Many sports programs begin introducing preschoolers to the activity at the age of 3. Some programs, like swimming and baby yoga, encourage parents and babies to attend together as early as 6 months old.
You might be asking yourself: What is a good activity for my child? How do I encourage her without pressuring her to participate in too many activities?
A good place to start is local community education or YMCA programs. When beginning a sport at this age, preschoolers should be less concerned about winning, rules or competing and more focused on trying new things. As preschoolers, children don’t understand the concept of keeping score. Introducing a sport is more about finding out if your child likes or dislikes it. It is essential that parents and coaches make the activity fun for children so they don’t get turned off to all sports later in life.
The main emphasis in any activity class should be learning how to follow directions and listen to the teacher. At their age, preschoolers won’t be learning the intricacies of the sport and most likely won’t understand its small details. Instead, they should learn how to take turns, use equipment and try new skills. Children at this age should mostly practice skills like running, kicking and possibly catching.

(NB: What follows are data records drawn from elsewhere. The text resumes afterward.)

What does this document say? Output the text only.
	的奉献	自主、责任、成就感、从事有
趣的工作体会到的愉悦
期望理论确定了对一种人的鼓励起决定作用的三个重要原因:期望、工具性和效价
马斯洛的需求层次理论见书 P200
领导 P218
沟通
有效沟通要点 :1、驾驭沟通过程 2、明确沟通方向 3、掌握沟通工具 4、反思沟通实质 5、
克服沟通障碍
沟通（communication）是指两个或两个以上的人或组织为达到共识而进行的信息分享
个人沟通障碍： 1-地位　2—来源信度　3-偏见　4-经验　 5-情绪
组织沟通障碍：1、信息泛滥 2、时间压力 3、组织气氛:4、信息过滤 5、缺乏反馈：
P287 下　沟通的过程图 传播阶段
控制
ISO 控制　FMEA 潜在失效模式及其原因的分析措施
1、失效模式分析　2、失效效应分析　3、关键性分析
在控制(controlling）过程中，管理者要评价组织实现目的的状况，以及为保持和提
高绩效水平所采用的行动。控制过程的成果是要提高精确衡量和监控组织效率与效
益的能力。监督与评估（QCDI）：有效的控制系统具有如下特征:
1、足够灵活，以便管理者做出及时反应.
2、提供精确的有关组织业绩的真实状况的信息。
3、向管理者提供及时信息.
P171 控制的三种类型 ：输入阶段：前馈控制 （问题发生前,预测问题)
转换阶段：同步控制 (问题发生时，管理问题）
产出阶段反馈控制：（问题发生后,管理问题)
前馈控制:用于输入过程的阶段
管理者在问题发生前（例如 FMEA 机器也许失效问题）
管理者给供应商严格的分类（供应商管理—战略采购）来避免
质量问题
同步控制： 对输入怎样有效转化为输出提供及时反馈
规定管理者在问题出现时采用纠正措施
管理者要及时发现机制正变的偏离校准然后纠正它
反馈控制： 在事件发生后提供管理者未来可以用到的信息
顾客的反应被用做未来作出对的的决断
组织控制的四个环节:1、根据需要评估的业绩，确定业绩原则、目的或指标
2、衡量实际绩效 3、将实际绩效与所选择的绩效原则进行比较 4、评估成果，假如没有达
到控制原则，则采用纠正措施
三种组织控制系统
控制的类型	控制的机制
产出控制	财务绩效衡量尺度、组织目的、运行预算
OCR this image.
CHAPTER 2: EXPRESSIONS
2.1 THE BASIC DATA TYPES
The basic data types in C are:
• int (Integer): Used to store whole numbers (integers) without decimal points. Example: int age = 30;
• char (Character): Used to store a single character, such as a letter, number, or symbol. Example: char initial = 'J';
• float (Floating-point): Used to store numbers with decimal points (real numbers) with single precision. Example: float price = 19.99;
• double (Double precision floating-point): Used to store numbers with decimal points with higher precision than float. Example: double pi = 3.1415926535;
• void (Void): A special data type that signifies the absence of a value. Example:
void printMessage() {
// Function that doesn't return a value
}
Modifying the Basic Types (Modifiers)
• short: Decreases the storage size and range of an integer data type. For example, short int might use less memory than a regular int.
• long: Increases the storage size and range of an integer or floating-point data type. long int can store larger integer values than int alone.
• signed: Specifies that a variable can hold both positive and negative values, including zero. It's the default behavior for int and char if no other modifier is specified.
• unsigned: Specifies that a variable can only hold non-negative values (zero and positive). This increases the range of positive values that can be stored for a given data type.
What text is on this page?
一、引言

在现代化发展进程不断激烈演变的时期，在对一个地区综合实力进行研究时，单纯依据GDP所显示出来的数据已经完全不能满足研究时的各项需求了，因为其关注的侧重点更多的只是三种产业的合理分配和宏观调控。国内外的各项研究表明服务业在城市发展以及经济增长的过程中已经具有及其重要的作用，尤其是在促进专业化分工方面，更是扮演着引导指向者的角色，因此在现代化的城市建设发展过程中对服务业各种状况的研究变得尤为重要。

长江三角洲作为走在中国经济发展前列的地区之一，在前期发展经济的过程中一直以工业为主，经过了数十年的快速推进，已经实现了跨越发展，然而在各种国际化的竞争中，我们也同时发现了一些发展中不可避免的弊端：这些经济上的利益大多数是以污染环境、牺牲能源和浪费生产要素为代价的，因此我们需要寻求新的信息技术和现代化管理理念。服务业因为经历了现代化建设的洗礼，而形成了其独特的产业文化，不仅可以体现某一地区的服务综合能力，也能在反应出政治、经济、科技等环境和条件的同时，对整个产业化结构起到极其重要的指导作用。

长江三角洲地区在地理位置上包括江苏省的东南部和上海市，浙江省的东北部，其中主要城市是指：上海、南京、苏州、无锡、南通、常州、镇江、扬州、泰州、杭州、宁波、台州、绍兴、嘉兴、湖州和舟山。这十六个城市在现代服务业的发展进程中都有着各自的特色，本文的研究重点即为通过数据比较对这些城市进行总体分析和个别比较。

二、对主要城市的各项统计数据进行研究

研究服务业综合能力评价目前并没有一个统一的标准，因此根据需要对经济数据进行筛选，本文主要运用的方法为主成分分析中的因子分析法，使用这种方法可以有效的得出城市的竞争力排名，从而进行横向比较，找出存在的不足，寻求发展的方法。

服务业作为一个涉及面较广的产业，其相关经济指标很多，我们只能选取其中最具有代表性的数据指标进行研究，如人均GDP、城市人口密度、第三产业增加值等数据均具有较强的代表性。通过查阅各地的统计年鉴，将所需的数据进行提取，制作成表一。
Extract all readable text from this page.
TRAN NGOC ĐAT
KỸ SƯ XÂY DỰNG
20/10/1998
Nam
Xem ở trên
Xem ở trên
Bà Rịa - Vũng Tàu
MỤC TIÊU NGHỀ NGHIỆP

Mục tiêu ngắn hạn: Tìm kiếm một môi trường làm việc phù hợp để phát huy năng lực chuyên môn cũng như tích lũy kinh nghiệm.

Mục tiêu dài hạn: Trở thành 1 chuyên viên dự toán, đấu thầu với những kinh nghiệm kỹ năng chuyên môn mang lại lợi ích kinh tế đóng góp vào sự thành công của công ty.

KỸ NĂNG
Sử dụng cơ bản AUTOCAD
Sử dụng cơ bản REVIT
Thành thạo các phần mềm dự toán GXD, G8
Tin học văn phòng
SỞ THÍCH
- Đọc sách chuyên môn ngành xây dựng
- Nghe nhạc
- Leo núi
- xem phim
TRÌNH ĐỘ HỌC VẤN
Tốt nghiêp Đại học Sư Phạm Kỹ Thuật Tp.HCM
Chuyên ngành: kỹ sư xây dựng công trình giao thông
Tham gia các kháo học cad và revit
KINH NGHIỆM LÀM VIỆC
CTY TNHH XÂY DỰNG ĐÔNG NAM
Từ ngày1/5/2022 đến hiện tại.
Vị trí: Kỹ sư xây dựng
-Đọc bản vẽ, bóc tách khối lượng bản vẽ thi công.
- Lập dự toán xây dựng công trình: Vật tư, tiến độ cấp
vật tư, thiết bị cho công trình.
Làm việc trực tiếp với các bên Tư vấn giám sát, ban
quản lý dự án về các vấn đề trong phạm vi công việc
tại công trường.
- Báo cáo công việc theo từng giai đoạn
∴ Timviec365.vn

To motivate your young athlete, be a good role model. Encourage your child to try and not give up. Don’t allow your child to say “I can’t.” Instead, motivate him by showing him what he is good at and praise him when he tries something new, even if he doesn’t execute the skill perfectly. Preschoolers should be encouraged to have fun while practicing the new skills they have learned.
It’s also important to realize that preschoolers are still learning coordination as well as fine and large motor skills. Some kids in class might be able to execute a kick or run perfectly while your child isn’t quite there. This is OK. Encourage your child to develop at her own speed and on her own timeline.
Some of the best sports for children to begin as preschoolers include running, gymnastics, T-ball, dance, soccer and swimming. These sports are non-competitive for youngsters and teach them to follow directions. Adults should try to find coaches who are encouraging rather than strict. You can also play sports at home to teach your child.
Sports can be fun and rewarding. Take time to introduce your child to a variety of activities and sports. Allow him to choose which ones he likes and which ones he doesn’t.
Remember to follow his lead and you will have a sportastic experience!